Question:
I have many lines of the form
ko04062 ko:CXCR3 ko04062 ko:CX3CR1 ko04062 ko:CCL3 ko04062 ko:CCL5 ko04080 ko:GZMA
and would dearly like to get rid of the ko: bit of the right-hand column. I'm trying to use sed, as follows:
echo "ko05414 ko:ITGA4" | sed 's/\(^ko\d{5}\)\tko:\(.*$\)/\1\2/'
which simply outputs the original string I echo'd. I'm very new to command line scripting, sed, pipes etc, so please don't be too angry if/when I'm doing something extremely dumb.
The main thing that is confusing me is that the same thing happens if I reverse the \1\2
bit to read \2\1
or just use one group. This, I guess, implies that I'm missing something about the mechanics of piping the output of echo into sed, or that my regexp is wrong or that I'm using sed wrong or that sed isn't printing the results of the substitution.
Any help would be greatly appreciated!
Solution:1
sed is outputting its input because the substitution isn't matching. Since you're probably using GNU sed, try this:
echo "ko05414 ko:ITGA4" | sed 's/\(^ko[0-9]\{5\}\)\tko:\(.*$\)/\1\2/'
- \d -> [0-9] since GNU sed doesn't recognize \d
- {} -> \{\} since GNU sed by default uses basic regular expressions.
Solution:2
This should do it. You can also skip the last group and simply use, \1
instead, but since you're learning sed and regex this is good stuff. I wanted to use a non-capturing group in the middle (:? )
but I could not get that to play with sed for whatever reason, perhaps it's not supported.

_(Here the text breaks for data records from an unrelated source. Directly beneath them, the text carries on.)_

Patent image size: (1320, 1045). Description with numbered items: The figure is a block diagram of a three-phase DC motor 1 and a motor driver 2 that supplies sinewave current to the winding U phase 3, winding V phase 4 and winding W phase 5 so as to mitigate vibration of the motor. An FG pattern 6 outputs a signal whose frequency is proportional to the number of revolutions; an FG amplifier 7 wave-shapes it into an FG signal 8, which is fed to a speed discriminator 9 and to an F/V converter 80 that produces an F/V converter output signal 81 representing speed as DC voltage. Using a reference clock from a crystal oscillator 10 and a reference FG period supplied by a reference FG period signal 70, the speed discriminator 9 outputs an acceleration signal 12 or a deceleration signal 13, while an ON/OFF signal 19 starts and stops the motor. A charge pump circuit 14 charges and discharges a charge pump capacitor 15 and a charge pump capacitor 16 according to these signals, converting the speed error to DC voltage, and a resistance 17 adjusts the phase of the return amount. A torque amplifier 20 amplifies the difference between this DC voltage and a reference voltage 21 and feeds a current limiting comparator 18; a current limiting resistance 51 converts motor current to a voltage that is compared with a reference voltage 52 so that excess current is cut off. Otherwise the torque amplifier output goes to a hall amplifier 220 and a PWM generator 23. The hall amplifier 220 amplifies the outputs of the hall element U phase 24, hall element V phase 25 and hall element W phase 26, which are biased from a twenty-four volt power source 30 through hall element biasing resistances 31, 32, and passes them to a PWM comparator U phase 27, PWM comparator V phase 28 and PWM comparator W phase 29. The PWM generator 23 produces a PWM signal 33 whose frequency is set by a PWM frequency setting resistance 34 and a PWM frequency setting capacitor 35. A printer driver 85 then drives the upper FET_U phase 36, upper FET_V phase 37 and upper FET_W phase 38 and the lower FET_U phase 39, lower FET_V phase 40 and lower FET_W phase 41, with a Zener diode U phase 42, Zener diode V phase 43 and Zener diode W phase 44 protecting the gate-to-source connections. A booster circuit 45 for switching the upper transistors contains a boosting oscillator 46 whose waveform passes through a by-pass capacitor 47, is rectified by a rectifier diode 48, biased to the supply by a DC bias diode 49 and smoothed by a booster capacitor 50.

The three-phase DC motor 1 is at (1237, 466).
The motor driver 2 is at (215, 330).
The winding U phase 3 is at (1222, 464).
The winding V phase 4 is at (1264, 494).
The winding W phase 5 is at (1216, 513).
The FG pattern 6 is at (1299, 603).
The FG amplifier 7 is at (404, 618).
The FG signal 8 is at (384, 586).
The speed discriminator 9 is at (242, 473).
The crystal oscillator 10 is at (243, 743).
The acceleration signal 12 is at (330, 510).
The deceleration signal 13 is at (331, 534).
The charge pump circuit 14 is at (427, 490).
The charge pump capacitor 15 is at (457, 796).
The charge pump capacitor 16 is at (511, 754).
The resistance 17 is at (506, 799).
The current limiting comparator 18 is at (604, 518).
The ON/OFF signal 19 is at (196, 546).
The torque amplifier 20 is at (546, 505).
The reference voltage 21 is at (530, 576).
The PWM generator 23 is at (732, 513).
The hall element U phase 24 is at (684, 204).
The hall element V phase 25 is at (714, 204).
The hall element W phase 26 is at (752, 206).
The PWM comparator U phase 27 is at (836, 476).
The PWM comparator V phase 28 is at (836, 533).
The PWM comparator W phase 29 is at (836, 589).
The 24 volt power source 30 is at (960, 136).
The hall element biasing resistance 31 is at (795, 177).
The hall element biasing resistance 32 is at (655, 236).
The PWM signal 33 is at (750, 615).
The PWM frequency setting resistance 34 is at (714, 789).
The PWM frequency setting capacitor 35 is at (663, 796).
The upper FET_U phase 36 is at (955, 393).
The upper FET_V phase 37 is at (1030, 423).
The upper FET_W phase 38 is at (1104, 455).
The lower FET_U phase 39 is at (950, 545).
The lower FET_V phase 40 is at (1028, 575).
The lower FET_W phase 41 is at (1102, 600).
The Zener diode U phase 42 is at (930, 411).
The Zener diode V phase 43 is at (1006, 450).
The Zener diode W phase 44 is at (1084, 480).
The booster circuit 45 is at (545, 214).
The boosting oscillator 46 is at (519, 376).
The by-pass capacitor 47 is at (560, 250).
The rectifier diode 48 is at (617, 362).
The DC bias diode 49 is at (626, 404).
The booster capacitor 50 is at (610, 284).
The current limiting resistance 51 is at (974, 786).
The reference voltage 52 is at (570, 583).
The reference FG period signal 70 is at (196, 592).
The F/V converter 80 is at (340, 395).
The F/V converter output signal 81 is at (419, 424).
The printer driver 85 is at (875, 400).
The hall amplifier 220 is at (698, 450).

sed --posix 's/\(^ko[0-9]\{5\}\)\( ko:\)\(.*$\)/\1 \3/g' file > result
And ofcourse you can use
sed --posix 's/ko://'
Solution:3
You don't need sed for this
Here is how you can do it with bash:
var="ko05414 ko:ITGA4" echo ${var//"ko:"}
${var//"ko:"} replaces all "ko:" with ""
See Manipulating Strings for more info
Solution:4
@OP, if you just want to get rid of "ko:", then
$ cat file ko04062 ko:CXCR3 ko04062 ko:CX3CR1 ko04062 ko:CCL3 ko04062 ko:CCL5 some text with a legit ko: this ko: will be deleted if you use gsub. ko04080 ko:GZMA $ awk '{sub("ko:","",$2)}1' file ko04062 CXCR3 ko04062 CX3CR1 ko04062 CCL3 ko04062 CCL5 some text with a legit ko: this ko: will be deleted if you use gsub. ko04080 GZMA
Jsut a note. While you can use pure bash string substitution, its only more efficient when you are changing a single string. If you have a file, especially a big file, using bash's while read loop is still slower than using sed or awk.